Ainsi de la dispute sur les femmes que résume le narrateur en ponctuant chaque argument contraire au précédent par "et ils avaient tous  deux raison" (p. 56) : la nature offre toutes les possibilités.
     Mais dans le même temps, la liberté semble toujours discutable, car la recherche des raisons d'une action finit toujours par reconduire à un enchaînement de causes et d'effets, ainsi des amours de Jacques où chaque événement produit un effet qui, devenant la cause d'un autre événément, finira par le conduire au château de Desglands où il connaîtra Denise.
Si bien que le lecteur est perpétuellement joué et balancé de déterminisme en liberté et de liberté en déterminisme sans pouvoir réellement trancher entre les deux postulations.

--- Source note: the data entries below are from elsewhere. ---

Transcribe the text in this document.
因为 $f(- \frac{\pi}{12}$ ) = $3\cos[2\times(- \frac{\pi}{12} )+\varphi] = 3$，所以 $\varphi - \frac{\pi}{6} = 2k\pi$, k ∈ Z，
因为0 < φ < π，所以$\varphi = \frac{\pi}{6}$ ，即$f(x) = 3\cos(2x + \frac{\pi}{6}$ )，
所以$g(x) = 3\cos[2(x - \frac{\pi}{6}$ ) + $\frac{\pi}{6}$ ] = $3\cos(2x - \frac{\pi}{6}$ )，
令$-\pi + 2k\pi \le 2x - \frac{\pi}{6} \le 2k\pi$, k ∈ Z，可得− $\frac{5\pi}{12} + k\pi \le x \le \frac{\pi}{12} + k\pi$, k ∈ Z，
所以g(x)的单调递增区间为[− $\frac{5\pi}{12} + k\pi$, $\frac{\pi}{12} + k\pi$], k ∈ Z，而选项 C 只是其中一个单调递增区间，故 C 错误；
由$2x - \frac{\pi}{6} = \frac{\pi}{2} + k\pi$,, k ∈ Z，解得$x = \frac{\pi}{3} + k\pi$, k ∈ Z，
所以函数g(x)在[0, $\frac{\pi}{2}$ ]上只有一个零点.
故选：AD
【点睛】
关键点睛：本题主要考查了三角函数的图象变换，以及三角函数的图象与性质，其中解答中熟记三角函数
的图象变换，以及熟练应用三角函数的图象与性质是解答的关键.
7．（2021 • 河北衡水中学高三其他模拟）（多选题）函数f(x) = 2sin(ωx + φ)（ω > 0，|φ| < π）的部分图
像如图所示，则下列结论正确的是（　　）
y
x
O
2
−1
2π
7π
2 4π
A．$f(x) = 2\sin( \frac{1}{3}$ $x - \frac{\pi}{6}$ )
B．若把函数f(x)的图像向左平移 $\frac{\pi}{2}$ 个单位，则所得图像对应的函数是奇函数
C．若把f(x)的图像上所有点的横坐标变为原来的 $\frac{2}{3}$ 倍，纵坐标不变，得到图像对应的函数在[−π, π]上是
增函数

      Sans doute convient-il de laisser le mot de la fin à Cassirer (La Philosophie des Lumières), cité par Wilson (p. 561) :
"Selon Diderot, c'est cette oscillation entre les deux pôles de la liberté et de la nécessité qui referme le cercle de la pensée et de l'existence. Par cette oscillation, et non par une simple assertion ou dénégation, nous pouvons découvrir le concept de nature qui englobe tout, ce concept qui, en dernière analyse, dépasse aussi largement l'accord et la contradiction, le vrai et le faux, que le bien et le mal car il inclut les deux extrêmes sans différenciation."